Bir teknoloji firmasın pazarlama departmanını 3 yıl yönettim. Genel müdürüm sektörde nam salmış, yeni neslin tabiri ile ’efsane zor’ bir kişiydi. Onunla çalışmak bana çok şey kattı. Bunu sonradan anladım. O kişi ile çalışabilen inşa, herkes ile çalışır. Benim için inanılmaz bir deneyim oldu. Yıllar sonra kendisini ziyaret ettim ve bunun için kendisine teşekkür ettim. Eski genel müdürümden imkansız görünen şeyleri bile aslında başarabileceğimi, kararlılık ve isteğin önemini öğrendim. Danışmanlık yaptığım uluslararası ve yerel firmaların CEO’ları da beni çok geliştirdi.
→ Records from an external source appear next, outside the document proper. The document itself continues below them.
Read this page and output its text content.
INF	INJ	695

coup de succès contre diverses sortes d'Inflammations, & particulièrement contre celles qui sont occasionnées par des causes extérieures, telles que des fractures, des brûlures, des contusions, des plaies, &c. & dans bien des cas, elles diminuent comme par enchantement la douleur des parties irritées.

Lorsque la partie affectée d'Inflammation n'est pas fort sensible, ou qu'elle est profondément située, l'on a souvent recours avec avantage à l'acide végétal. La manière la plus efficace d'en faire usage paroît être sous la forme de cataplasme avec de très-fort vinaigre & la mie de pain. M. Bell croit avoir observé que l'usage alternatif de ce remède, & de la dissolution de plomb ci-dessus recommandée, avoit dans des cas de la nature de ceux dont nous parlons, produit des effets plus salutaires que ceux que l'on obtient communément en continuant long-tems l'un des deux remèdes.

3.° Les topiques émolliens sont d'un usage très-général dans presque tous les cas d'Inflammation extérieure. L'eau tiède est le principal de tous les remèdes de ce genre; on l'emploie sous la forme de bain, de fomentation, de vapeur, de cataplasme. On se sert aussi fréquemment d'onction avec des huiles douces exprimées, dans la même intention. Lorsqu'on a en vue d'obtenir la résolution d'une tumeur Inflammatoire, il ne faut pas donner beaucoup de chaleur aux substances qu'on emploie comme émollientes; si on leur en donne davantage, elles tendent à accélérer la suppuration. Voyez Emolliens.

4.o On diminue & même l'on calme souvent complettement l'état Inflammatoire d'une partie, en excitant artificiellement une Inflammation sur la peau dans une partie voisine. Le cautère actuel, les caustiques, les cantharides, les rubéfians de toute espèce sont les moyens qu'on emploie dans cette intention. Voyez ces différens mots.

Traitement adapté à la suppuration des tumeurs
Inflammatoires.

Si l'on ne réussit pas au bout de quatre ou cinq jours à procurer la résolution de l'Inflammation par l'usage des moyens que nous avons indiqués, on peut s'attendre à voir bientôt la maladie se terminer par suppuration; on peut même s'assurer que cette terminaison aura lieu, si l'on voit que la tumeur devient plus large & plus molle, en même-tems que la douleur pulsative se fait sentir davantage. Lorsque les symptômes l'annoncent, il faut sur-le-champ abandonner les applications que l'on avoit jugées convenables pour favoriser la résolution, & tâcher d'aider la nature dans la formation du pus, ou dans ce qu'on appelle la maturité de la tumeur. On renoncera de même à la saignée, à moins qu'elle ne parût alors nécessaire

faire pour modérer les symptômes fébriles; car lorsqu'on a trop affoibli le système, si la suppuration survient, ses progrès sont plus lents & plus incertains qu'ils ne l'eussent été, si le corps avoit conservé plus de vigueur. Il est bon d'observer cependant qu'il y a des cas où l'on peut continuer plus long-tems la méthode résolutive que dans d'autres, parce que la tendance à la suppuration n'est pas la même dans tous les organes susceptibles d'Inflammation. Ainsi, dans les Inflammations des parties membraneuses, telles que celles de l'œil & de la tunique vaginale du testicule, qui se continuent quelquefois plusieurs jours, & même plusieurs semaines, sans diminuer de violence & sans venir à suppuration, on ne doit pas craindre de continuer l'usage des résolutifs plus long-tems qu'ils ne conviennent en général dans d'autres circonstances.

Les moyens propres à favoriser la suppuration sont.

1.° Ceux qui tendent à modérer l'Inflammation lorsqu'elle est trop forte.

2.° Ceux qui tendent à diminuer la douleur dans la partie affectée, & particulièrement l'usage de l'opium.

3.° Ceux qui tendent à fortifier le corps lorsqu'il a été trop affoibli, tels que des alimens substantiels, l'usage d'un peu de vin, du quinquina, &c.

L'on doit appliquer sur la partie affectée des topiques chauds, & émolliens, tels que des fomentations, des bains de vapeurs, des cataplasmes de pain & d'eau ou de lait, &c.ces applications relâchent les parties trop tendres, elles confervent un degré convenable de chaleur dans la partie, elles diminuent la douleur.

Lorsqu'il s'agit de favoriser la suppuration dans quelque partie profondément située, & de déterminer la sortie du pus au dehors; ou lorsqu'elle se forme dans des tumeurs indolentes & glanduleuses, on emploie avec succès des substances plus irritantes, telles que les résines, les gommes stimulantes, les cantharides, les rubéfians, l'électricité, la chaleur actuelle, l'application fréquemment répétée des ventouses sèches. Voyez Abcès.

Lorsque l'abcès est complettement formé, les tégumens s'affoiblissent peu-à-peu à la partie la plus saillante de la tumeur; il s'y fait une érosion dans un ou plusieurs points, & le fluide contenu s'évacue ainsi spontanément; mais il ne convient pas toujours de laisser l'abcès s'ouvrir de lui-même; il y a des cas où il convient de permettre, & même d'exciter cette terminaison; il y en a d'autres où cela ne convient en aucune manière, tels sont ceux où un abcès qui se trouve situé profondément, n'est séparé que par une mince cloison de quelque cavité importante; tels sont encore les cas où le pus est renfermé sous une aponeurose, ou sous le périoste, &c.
Çok şükür hep alanında lider markalarla çalıştım. Her bir yöneticinin bana ayrı ayrı katkısı oldu. Onlardan örnek aldığım ve kendime empoze ettiğim bir çok davranış modeli var.
Yaşadığınız deneyimlerinize dayanarak sizin gibi başarılı olmak isteyenlere vermek istediğiniz mesajlar var mı?
Bireylerin hayalleri ve hedefleri olmalı. Gençlere hayallerin peşinden gitmelerini, hakkaniyetli davranmalarını başkalarıyla değil de daima kendileri ile yarışmalarını ve iletişim yeteneklerini geliştirmeleri tavsiye ederim. Çünkü iş hayatı, temelde iletişim yeteneğine bağlı. Gerektiğinde stratejik davranmayı bilmeleri gerekiyor. Yalan hassas olduğum bir diğer konu. İş hayatında yalan söylememek gerekiyor. Her şeyden önce, iş yaptığınız kişilerin sizi güvenilir addetmesi gerek. Güven olmadan iş alsa olmaz. Öte yandan bir adım öne çıkabilmek için hep farklı olmanız gerekiyor. Bu farklar ne olabilir, onun üzerine zaman harcamalarını öneririm.
Son olarak şunları ekleyebilirim: Önce kendimiz ile barışık olmamız gerekiyor.
Duygularımız, ruhaniliğimiz, sağlığımız, kariyerimiz ve ilişkilerimiz bir bütün halinde birbiriyle uyum içinde olmalı. Ben hayatım boyunca herkesle ve her şeyle uyum içinde olmaya elimden geldiğince özen gösterdim. Hayatın bize sağladığı olanakların farkında olalım. Çünkü neye niyet edersek, o gerçekleşir. Yeter ki bütünün hayrına olan isteğimizde inançlı ve samimi olalım.